In recent years, several cities across San Diego County — including San Diego, Imperial Beach, and Chula Vista — have passed new “tenant protection ordinances” designed to strengthen renter rights. On the surface, these laws sound like a good thing. But for many local housing providers and renters, they’ve created more confusion and higher costs without solving the real issue: the lack of housing.
A recent debate in Oceanside illustrates the problem. Councilmember Rick Robinson originally supported a new tenant protection ordinance but later reversed his vote after speaking with small, local landlords. His conclusion was simple — and refreshingly honest: “What we did is not going to keep people in their homes.” He realized that additional local rules and paperwork weren’t addressing the root cause of displacement.
And now, national research backs him up. A 2025 study by MetroSight, sponsored by the National Apartment Association and National Multifamily Housing Council, found that eviction-style regulations like tenant protection ordinances actually increase rents. In the San Diego area, those rules are estimated to add about $1,764 per unit per year in additional costs — a burden that landlords ultimately pass on to tenants.
That means the very laws meant to help renters may be making housing less affordable, especially for lower-income families and residents of small apartment buildings.
The complexity of these ordinances has also become overwhelming. For example, the Southern California Rental Housing Association had to design 16 separate compliance forms just to keep landlords in three cities on the right side of the law. For large corporations with legal departments, it’s a headache. For small “mom-and-pop” owners, it’s discouraging enough to drive them out of the rental market entirely — reducing supply even further.
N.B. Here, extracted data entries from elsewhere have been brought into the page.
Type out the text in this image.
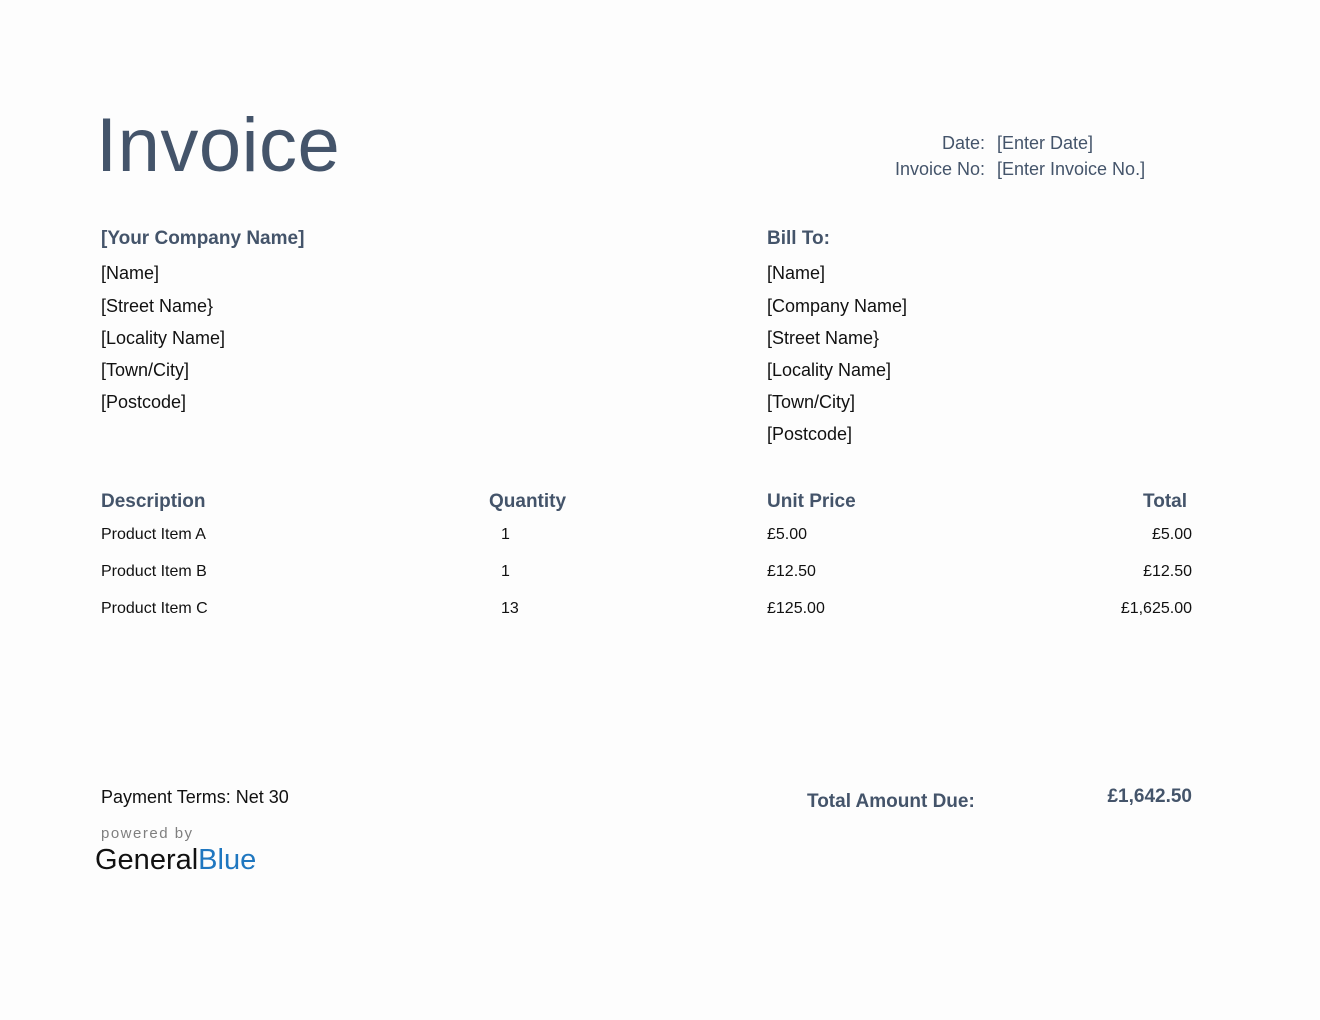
Invoice	Date: [Enter Date]
Invoice No: [Enter Invoice No.]
[Your Company Name]
[Name]
[Street Name}
[Locality Name]
[Town/City]
[Postcode]
Bill To:
[Name]
[Company Name]
[Street Name}
[Locality Name]
[Town/City]
[Postcode]
Description	Quantity	Unit Price	Total
Product Item A	1	£5.00	£5.00
Product Item B	1	£12.50	£12.50
Product Item C	13	£125.00	£1,625.00
Payment Terms: Net 30	Total Amount Due:	£1,642.50
powered by
GeneralBlue
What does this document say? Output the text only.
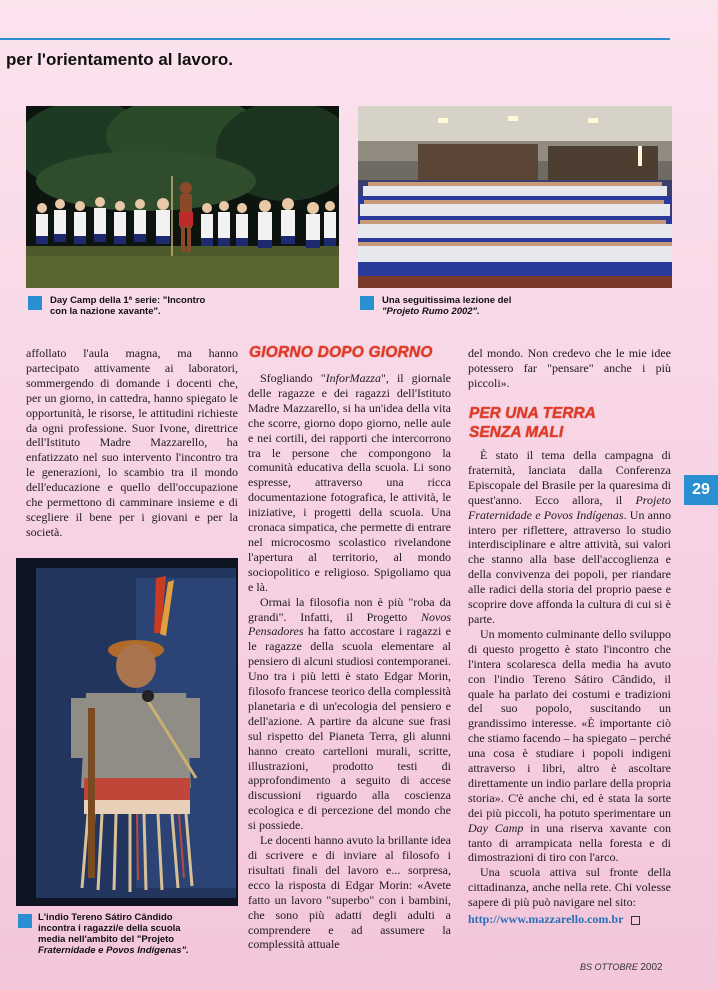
per l'orientamento al lavoro.
Day Camp della 1ª serie: "Incontro
con la nazione xavante".
Una seguitissima lezione del
"Projeto Rumo 2002".

affollato l'aula magna, ma hanno partecipato attivamente ai laboratori, sommergendo di domande i docenti che, per un giorno, in cattedra, hanno spiegato le opportunità, le risorse, le attitudini richieste da ogni professione. Suor Ivone, direttrice dell'Istituto Madre Mazzarello, ha enfatizzato nel suo intervento l'incontro tra le generazioni, lo scambio tra il mondo dell'educazione e quello dell'occupazione che permettono di camminare insieme e di scegliere il bene per i giovani e per la società.

L'indio Tereno Sátiro Cândido
incontra i ragazzi/e della scuola
media nell'ambito del "Projeto
Fraternidade e Povos Indígenas".
GIORNO DOPO GIORNO

Sfogliando "InforMazza", il giornale delle ragazze e dei ragazzi dell'Istituto Madre Mazzarello, si ha un'idea della vita che scorre, giorno dopo giorno, nelle aule e nei cortili, dei rapporti che intercorrono tra le persone che compongono la comunità educativa della scuola. Li sono espresse, attraverso una ricca documentazione fotografica, le attività, le iniziative, i progetti della scuola. Una cronaca simpatica, che permette di entrare nel microcosmo scolastico rivelandone l'apertura al territorio, al mondo sociopolitico e religioso. Spigoliamo qua e là.

Ormai la filosofia non è più "roba da grandi". Infatti, il Progetto Novos Pensadores ha fatto accostare i ragazzi e le ragazze della scuola elementare al pensiero di alcuni studiosi contemporanei. Uno tra i più letti è stato Edgar Morin, filosofo francese teorico della complessità planetaria e di un'ecologia del pensiero e dell'azione. A partire da alcune sue frasi sul rispetto del Pianeta Terra, gli alunni hanno creato cartelloni murali, scritte, illustrazioni, prodotto testi di approfondimento a seguito di accese discussioni riguardo alla coscienza ecologica e di percezione del mondo che si possiede.

Le docenti hanno avuto la brillante idea di scrivere e di inviare al filosofo i risultati finali del lavoro e... sorpresa, ecco la risposta di Edgar Morin: «Avete fatto un lavoro "superbo" con i bambini, che sono più adatti degli adulti a comprendere e ad assumere la complessità attuale

del mondo. Non credevo che le mie idee potessero far "pensare" anche i più piccoli».

PER UNA TERRA
SENZA MALI

È stato il tema della campagna di fraternità, lanciata dalla Conferenza Episcopale del Brasile per la quaresima di quest'anno. Ecco allora, il Projeto Fraternidade e Povos Indígenas. Un anno intero per riflettere, attraverso lo studio interdisciplinare e altre attività, sui valori che stanno alla base dell'accoglienza e della convivenza dei popoli, per riandare alle radici della storia del proprio paese e scoprire dove affonda la cultura di cui si è parte.

Un momento culminante dello sviluppo di questo progetto è stato l'incontro che l'intera scolaresca della media ha avuto con l'indio Tereno Sátiro Cândido, il quale ha parlato dei costumi e tradizioni del suo popolo, suscitando un grandissimo interesse. «È importante ciò che stiamo facendo – ha spiegato – perché una cosa è studiare i popoli indigeni attraverso i libri, altro è ascoltare direttamente un indio parlare della propria storia». C'è anche chi, ed è stata la sorte dei più piccoli, ha potuto sperimentare un Day Camp in una riserva xavante con tanto di arrampicata nella foresta e di dimostrazioni di tiro con l'arco.

Una scuola attiva sul fronte della cittadinanza, anche nella rete. Chi volesse sapere di più può navigare nel sito:

http://www.mazzarello.com.br

29
BS OTTOBRE 2002
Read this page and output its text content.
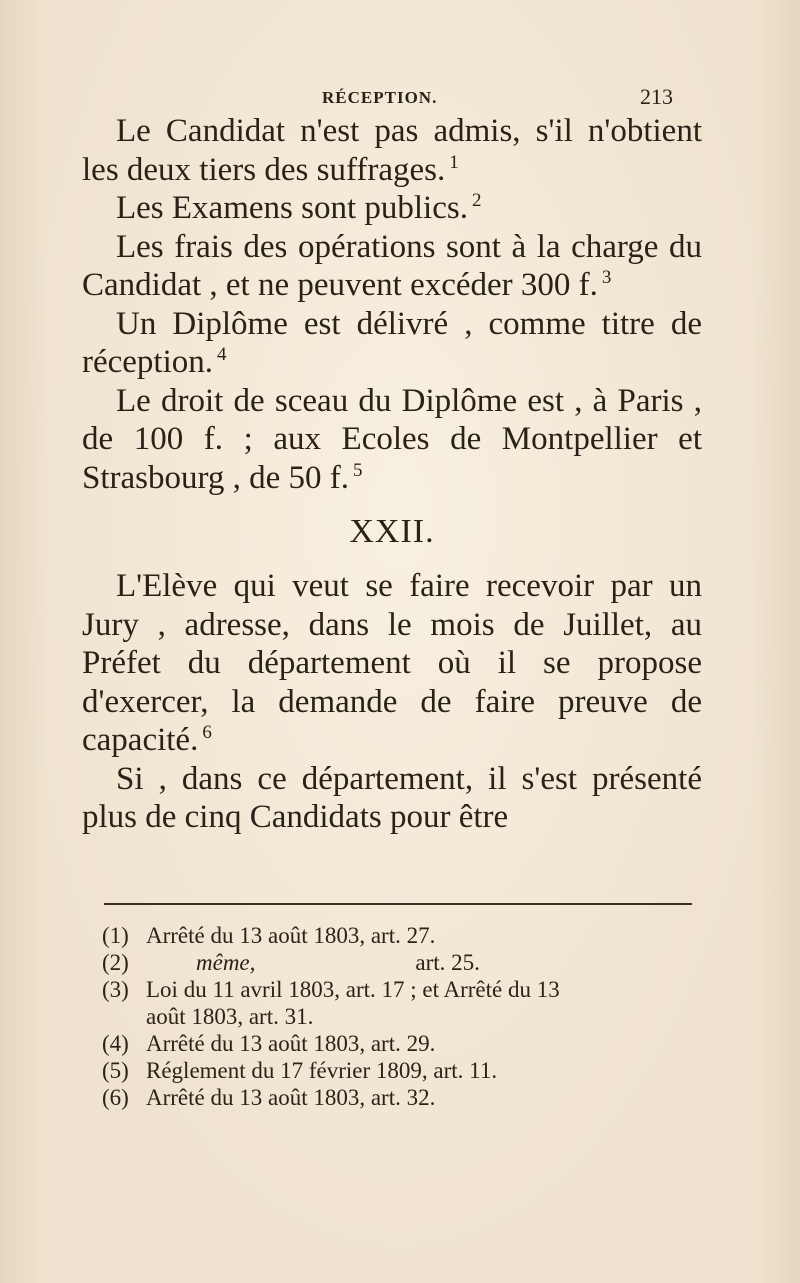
RÉCEPTION.	213

Le Candidat n'est pas admis, s'il n'obtient les deux tiers des suffrages. $^1$

Les Examens sont publics. $^2$

Les frais des opérations sont à la charge du Candidat , et ne peuvent excéder 300 f. $^3$

Un Diplôme est délivré , comme titre de réception. $^4$

Le droit de sceau du Diplôme est , à Paris , de 100 f. ; aux Ecoles de Montpellier et Strasbourg , de 50 f. $^5$

XXII.

L'Elève qui veut se faire recevoir par un Jury , adresse, dans le mois de Juillet, au Préfet du département où il se propose d'exercer, la demande de faire preuve de capacité. $^6$

Si , dans ce département, il s'est présenté plus de cinq Candidats pour être

(1) Arrêté du 13 août 1803, art. 27.

(2)	même,	art. 25.

(3) Loi du 11 avril 1803, art. 17 ; et Arrêté du 13
août 1803, art. 31.

(4) Arrêté du 13 août 1803, art. 29.

(5) Réglement du 17 février 1809, art. 11.

(6) Arrêté du 13 août 1803, art. 32.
At the heart of the issue is this: regulations don’t create housing. They slow it down. San Diego has approved only about 30,000 new homes since 2020 — far short of the 108,000 required by 2029 under state housing goals. Until we build more homes, costs will continue to rise no matter how many ordinances are passed.
The better path forward is focusing on what does work: building more housing, expanding rental assistance programs, and supporting shallow subsidies for seniors and struggling families. Those strategies provide stability without punishing the very people providing the housing.
Councilmember Robinson’s change of heart should serve as a reminder for all policymakers. If the goal is truly affordability and housing security, then it’s time to move away from punitive local ordinances and start tackling the supply problem head-on.